Financial experts advise staying cool. Russia’s invasion of Ukraine has also rattled global markets. As Pepperstone’s head of research, Chris Weston, recently wrote, “Trading in a headline-driven market is not for everyone, it requires a dedication to being in front of the screens, an understanding of what is noise and what is signal and an ability to keep emotions in check.”
“Volatility and corrections are a normal part of investing in the markets,” added Greg McBride, chief financial analyst at Bankrate.com.
“With interest rates poised to rise this year and the Fed tightening what has been very loose accommodation for the economy and markets, the returns won’t come as easy as they have in the past 18 months or so,” he added.
MarketWatch polled financial experts to see what advice they had for Americans nervously checking the status of the IRAs and Robinhood
accounts. Here are their top tips on what to do in this latest downturn:
Take a lesson from March 2020
The most important advice, according to McBride, is literally to do nothing, and don’t panic. And here’s far from the only financial expert to suggest that.
“Typically in situations where the stock market is in a slump or where it’s behaving erratically, the best course of action is often to just leave your money where it’s at,” said Jacob Channel, senior economic analyst at LendingTree
Never sell in a loss. For people who are invested in index funds or stable companies, in all likelihood, their investments will rebound.
“‘The best course of action is often to just leave your money where it’s at.'”
— Jacob Channel, senior economic analyst at LendingTree
Don’t believe him? Recent history should offer some comfort. The markets fell sharply at the start of the COVID-19 pandemic amid fears of a prolonged recession. They didn’t stay low for long, though.
“Following that sell-off, the market rebounded spectacularly and the S&P 500 is currently sitting at a near record high — even when taking into account its recent decline,” Channel said.
Review your investment plan
For most investors, the money they have in the market — either through retirement accounts or individual investments — is intended for long-term purposes. So short-term fluctuations shouldn’t change one’s strategy a whole lot.

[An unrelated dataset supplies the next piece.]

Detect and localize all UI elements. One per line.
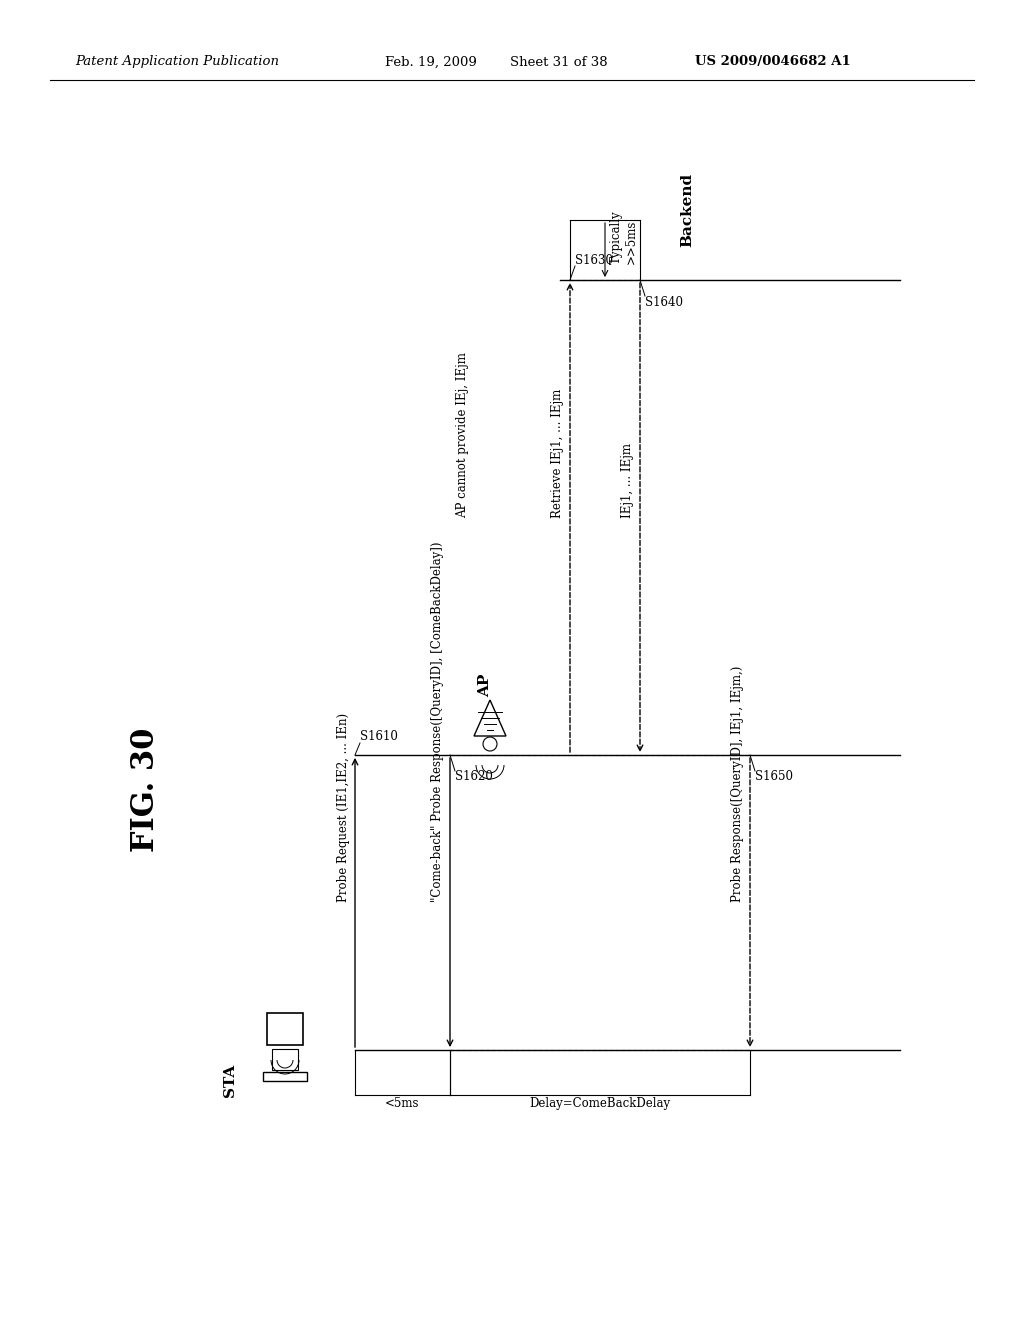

Still, financial experts said this is a good time to review things to make sure your money is working for you. Multiple financial planners suggested rebalancing your portfolio.
“A market downturn is a great opportunity to look at your investments to see if they still reflect your target allocation,” said David Haas, president of Cereus Financial Advisors in New Jersey.
It’s natural to see your portfolio allocation drift when stocks are falling and bonds are rising. Getting back on target is key. Doing this means you’ll be selling what’s high and buying what’s low, said Mark Ziety, executive director of WisMed Financial, an advisory firm based in Wisconsin.
Similarly, now is a good time to review the diversity of one’s portfolio. Are you too geared toward growth funds? Do you have exposure to emerging markets?
Now might also be the time to do a Roth conversion, if that was something you were interested in, Ziety said. “When markets are down, more shares can be converted from pretax to tax free for the same tax cost,” he noted.
Put your cash to work
A common aphorism among financial whizzes is to buy the dip. In other words, think of the stock market being discounted right now.
“Depending on your age and time horizon, this may be a time to buy into the market while it is on sale,” said Charles B. Sachs, director of planning and chief compliance officer at Kaufman Rossin Wealth, a national accounting and investment advisory firm.
On the upside, there is no sign of panic selling activity, despite the stock market’s biggest drop off in seven weeks on Friday, according to the Arms Index that tracks market internals.
If you have extra money that you can invest, do not sweat the timing too much.
“You likely won’t catch the market at its best rock-bottom price, so if you want to invest during a downturn, waiting for the ‘perfect moment’ may not be the best strategy,” said Alana Benson, investing spokesperson at personal-finance website NerdWallet.